Computational Analysis for the Rational Design of Anti-Amyloid Beta (ABeta) Antibodies

TL;DR

This paper demonstrates a computational approach combining docking and free energy calculations to analyze and improve anti-amyloid beta antibodies for Alzheimer's treatment, showing potential for rational drug design.

Contribution

It introduces a computational framework for analyzing and optimizing anti-ABeta antibodies, including rational mutation suggestions to enhance binding affinity.

Findings

Successfully predicted the EFRH epitope emergence

Identified mutations that stabilized antibody binding

Showed potential for computationally guided antibody optimization

Abstract

Alzheimer's Disease (AD) is a neurodegenerative disorder that lacks effective treatment options. Anti-amyloid beta (ABeta) antibodies are the leading drug candidates to treat AD, but the results of clinical trials have been disappointing. Introducing rational mutations into anti-ABeta antibodies to increase their effectiveness is a way forward, but the path to take is unclear.
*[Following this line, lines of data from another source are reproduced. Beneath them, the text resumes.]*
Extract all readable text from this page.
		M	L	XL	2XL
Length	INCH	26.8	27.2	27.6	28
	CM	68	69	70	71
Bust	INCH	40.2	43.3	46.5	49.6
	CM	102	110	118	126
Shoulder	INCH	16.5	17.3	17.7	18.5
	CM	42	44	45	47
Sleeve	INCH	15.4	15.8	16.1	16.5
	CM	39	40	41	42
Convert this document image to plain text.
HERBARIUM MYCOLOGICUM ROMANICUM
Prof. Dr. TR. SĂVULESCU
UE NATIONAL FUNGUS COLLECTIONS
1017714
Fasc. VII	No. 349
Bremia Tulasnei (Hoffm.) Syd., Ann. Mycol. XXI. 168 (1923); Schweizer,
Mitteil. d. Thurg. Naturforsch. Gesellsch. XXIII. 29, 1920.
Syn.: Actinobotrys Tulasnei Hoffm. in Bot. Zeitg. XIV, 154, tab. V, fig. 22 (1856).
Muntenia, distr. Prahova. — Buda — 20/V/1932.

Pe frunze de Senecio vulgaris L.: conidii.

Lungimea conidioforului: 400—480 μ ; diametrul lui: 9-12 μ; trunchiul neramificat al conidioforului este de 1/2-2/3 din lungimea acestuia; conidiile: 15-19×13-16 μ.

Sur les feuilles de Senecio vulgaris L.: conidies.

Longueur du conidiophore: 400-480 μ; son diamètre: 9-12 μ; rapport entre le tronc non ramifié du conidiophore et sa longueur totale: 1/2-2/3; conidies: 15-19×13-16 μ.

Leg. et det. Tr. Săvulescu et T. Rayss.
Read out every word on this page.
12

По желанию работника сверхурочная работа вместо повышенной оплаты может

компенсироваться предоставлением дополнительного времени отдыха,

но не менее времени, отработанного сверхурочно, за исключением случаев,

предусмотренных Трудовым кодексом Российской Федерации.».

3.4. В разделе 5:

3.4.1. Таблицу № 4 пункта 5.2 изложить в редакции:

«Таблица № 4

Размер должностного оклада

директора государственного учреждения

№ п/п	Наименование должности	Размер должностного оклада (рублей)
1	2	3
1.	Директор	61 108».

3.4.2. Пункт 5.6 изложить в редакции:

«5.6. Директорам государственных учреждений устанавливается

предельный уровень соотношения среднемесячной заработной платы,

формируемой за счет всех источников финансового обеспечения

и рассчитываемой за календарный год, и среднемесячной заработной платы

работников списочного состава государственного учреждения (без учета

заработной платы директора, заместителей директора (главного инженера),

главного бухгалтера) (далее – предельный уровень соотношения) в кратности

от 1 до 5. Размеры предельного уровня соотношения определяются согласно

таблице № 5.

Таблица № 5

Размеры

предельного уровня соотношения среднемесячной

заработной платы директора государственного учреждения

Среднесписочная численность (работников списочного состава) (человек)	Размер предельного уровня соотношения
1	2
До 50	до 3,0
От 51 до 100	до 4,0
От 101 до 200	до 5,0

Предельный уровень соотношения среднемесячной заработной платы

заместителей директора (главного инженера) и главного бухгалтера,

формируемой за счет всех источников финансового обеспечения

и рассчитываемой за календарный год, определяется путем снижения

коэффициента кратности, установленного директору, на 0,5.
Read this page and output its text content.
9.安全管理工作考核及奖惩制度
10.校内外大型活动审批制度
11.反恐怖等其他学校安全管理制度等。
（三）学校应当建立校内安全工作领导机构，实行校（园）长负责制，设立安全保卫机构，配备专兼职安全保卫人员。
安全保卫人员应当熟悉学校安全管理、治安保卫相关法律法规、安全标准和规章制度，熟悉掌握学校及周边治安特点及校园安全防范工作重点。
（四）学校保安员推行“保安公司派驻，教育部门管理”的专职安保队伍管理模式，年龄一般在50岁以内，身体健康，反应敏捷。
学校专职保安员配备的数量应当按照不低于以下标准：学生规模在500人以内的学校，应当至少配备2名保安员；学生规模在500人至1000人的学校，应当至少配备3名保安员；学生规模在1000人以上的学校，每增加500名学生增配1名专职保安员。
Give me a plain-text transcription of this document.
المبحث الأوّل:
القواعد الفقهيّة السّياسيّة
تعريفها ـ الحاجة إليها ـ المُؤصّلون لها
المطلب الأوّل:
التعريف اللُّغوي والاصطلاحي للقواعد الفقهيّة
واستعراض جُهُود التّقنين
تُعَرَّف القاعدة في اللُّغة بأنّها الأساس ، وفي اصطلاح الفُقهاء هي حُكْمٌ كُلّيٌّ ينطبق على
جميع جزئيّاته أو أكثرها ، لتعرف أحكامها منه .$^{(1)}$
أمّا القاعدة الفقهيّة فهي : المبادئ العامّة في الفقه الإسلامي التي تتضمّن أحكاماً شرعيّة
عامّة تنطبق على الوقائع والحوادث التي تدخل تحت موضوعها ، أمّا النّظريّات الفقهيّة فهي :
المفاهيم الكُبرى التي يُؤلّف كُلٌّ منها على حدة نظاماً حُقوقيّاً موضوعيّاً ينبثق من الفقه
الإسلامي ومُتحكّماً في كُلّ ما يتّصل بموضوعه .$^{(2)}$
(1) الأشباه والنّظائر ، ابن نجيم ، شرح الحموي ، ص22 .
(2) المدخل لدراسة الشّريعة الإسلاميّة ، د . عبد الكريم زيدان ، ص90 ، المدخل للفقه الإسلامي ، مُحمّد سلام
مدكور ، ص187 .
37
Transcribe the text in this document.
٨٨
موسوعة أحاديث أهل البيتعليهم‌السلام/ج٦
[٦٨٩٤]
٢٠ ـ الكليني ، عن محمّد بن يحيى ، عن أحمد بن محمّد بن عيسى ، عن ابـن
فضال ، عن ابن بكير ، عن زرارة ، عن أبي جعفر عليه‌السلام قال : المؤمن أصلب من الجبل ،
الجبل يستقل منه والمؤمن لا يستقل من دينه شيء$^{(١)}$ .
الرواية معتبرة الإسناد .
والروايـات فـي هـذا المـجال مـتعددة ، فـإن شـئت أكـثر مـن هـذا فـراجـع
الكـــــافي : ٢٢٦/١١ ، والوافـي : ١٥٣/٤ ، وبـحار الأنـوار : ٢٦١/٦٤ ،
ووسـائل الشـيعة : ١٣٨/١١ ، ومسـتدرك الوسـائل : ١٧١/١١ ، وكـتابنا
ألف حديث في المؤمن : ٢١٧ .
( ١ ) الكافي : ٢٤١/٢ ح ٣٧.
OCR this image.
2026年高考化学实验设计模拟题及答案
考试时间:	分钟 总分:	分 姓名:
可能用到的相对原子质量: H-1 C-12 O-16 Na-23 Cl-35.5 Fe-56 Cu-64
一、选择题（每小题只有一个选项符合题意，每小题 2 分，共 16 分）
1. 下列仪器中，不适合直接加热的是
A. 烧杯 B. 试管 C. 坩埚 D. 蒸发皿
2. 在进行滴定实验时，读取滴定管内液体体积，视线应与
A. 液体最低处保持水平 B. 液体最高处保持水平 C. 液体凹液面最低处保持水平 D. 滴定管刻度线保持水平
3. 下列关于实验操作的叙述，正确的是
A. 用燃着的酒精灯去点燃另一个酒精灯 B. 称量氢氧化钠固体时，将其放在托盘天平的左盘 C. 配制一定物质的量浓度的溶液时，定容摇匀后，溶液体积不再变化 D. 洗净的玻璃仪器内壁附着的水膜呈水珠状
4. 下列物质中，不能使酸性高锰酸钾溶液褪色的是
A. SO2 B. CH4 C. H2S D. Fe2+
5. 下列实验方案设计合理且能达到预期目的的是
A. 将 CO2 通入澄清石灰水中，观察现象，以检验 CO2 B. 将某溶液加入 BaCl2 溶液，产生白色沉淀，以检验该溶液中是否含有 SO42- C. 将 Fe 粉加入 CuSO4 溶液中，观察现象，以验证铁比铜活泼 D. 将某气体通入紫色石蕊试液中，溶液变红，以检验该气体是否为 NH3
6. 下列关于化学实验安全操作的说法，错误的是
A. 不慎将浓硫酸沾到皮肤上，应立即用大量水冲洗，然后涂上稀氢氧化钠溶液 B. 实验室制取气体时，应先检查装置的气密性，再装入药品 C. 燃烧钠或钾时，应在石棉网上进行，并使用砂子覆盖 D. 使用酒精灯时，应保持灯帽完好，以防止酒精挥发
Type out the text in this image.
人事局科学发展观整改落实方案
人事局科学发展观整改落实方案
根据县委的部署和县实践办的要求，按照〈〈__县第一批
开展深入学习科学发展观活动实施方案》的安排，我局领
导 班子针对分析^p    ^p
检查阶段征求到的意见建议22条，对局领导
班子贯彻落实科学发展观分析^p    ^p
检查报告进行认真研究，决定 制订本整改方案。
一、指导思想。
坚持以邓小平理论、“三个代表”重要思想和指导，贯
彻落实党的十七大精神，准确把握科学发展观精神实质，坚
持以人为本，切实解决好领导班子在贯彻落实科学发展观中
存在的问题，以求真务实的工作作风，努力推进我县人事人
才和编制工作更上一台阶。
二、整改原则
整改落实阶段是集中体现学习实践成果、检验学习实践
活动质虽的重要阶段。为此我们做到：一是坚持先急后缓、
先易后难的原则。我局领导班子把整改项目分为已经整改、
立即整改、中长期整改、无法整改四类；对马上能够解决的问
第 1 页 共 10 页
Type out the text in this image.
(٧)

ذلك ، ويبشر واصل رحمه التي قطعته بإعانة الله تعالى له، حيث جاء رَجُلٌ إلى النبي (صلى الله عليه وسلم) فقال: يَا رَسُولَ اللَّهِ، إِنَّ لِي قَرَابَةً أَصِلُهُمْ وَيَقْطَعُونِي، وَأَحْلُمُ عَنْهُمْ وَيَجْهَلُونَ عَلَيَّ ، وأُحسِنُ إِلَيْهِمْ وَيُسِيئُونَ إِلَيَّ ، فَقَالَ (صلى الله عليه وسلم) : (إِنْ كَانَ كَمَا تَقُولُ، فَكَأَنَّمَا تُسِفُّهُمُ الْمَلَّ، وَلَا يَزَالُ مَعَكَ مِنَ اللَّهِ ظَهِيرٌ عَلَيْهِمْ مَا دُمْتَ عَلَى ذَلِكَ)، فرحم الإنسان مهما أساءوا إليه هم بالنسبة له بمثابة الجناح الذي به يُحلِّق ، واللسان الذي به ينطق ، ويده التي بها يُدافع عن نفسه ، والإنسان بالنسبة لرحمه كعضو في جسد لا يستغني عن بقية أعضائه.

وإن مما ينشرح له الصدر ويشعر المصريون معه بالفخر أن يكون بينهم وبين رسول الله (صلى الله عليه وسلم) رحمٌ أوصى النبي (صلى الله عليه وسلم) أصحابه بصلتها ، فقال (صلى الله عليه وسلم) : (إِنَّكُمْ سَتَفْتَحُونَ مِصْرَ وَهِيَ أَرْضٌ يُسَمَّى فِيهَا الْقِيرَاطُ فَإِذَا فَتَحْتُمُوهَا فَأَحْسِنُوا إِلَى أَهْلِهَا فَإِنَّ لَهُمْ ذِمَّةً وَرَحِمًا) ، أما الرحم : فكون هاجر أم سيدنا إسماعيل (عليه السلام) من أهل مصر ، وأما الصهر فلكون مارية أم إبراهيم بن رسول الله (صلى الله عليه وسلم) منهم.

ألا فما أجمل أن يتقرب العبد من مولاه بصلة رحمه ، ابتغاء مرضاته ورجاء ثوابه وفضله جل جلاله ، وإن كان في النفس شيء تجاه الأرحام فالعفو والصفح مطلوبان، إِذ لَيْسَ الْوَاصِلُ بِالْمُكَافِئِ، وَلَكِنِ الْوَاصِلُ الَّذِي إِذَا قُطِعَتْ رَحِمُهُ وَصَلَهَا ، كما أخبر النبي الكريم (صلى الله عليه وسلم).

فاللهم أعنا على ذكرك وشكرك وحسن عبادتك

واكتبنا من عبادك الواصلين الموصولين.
In this study, we demonstrate the use of computational fragment-based docking and MMPBSA binding free energy calculations in the analysis of anti-ABeta antibodies for rational drug design efforts. Our fragment-based docking method successfully predicted the emergence of the common EFRH epitope, MD simulations coupled with MMPBSA binding free energy calculations were used to analyze scenarios described in prior studies, and we introduced rational mutations into PFA1 to improve its calculated binding affinity towards the pE3-ABeta3-8 form of ABeta. Two out of four proposed mutations stabilized binding. Our study demonstrates that a computational approach may lead to an improved drug candidate for AD in the future.